Musically the songs are undemanding but perfectly crafted with a touch and understanding that is understated allowing for MacLennan’s lyrically prowess and excellent voice to shine and engage. It is hard to say he has a distinctive voice compared to other similar artists grabbing headlines and ears but there is a natural flow and instinctive expression to his delivery that makes MacLennan preferable to listen to than most, and with songs of a shining calibre Wolves a standout album.
Personal preferences will vary to the best tracks on show within the album but there is a trio of consecutive tracks that simply mesmerise the senses on every level. First is ‘Keep A Light On’ a remembrance of desires, passion and heartache it is a stirring track that all can easily relate to. It brings a nod and smile, maybe an ache too as MacLennan reveals its tale backed by the wonderful vocals of Catherine Ward. This is followed by the first single from the album, ‘To The Fire’. From a emotive piano and voice opening the track expands into a heartfelt statement that wraps around the senses wonderfully. The track is mesmeric, MacLennan at his most expressive and the music the perfect company to his piano play to wrap the listener up in a provoking yet uplifting track.

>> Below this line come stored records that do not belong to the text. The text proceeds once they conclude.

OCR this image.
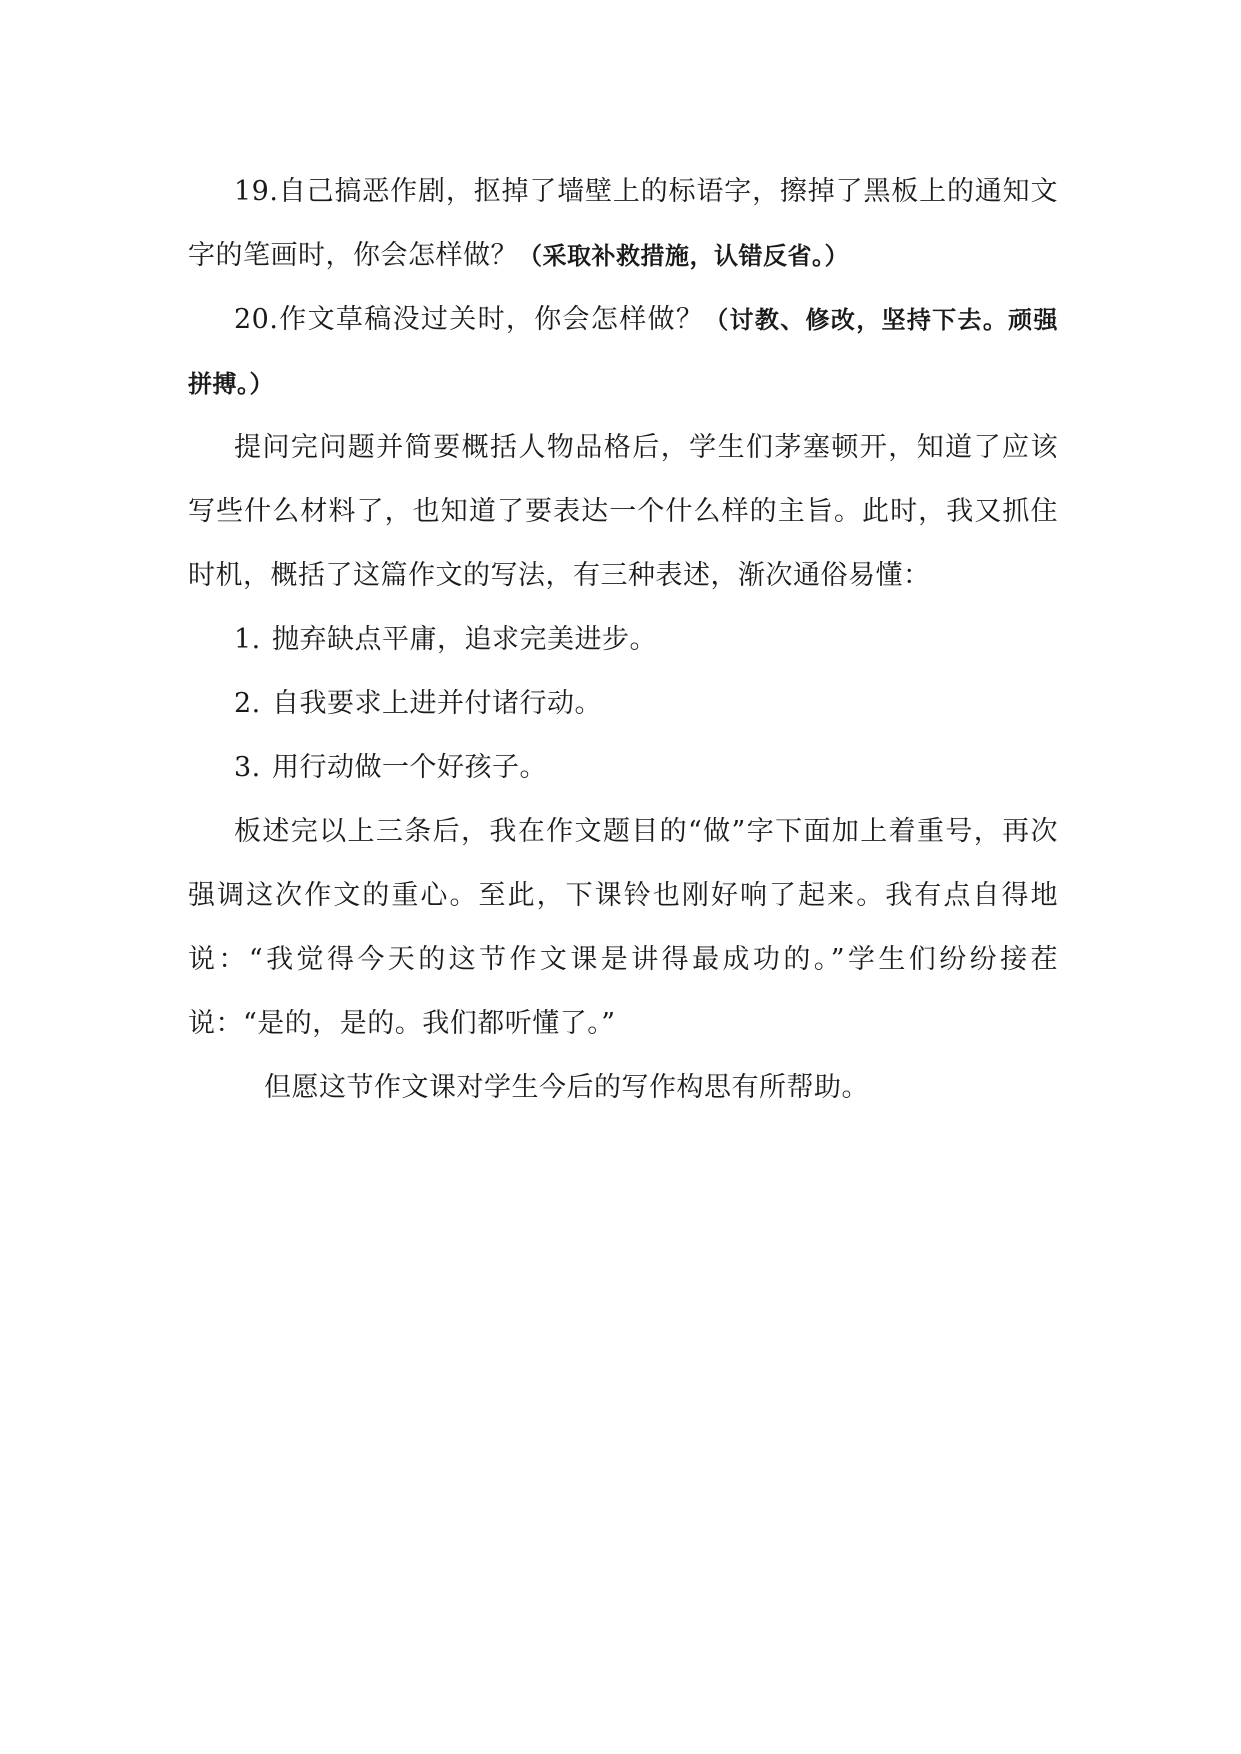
19.自己搞恶作剧，抠掉了墙壁上的标语字，擦掉了黑板上的通知文字的笔画时，你会怎样做？（采取补救措施，认错反省。）

20.作文草稿没过关时，你会怎样做？（讨教、修改，坚持下去。顽强拼搏。）

提问完问题并简要概括人物品格后，学生们茅塞顿开，知道了应该写些什么材料了，也知道了要表达一个什么样的主旨。此时，我又抓住时机，概括了这篇作文的写法，有三种表述，渐次通俗易懂：

1. 抛弃缺点平庸，追求完美进步。

2. 自我要求上进并付诸行动。

3. 用行动做一个好孩子。

板述完以上三条后，我在作文题目的“做”字下面加上着重号，再次强调这次作文的重心。至此，下课铃也刚好响了起来。我有点自得地说：“我觉得今天的这节作文课是讲得最成功的。”学生们纷纷接茬说：“是的，是的。我们都听懂了。”

但愿这节作文课对学生今后的写作构思有所帮助。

The third track is the best of all, a deeply emotive ballad that kind of builds like the title suggests. ‘Avalanche’ floats in on piano and voice once more, tugging on emotions. A subtle bass comes in as company before the song opens into a graceful and sweeping chorus. The song is beautiful, evocative and a caress upon the ear. Though it never reaches the suggested overwhelming proportions of its title the thick luxury it reaches is fully and welcomingly consuming.
The rest of the album is less assuming and at times a little lost against these tracks though all of a high quality and moments like the wonderful violin within the social/political comment of ‘State Of Affairs’ deeply satisfying. Wolves is a must for all who wish a singer songwriter with something extra. Michael MacLennan is not particularly edgy but his music has something just as powerful, heart.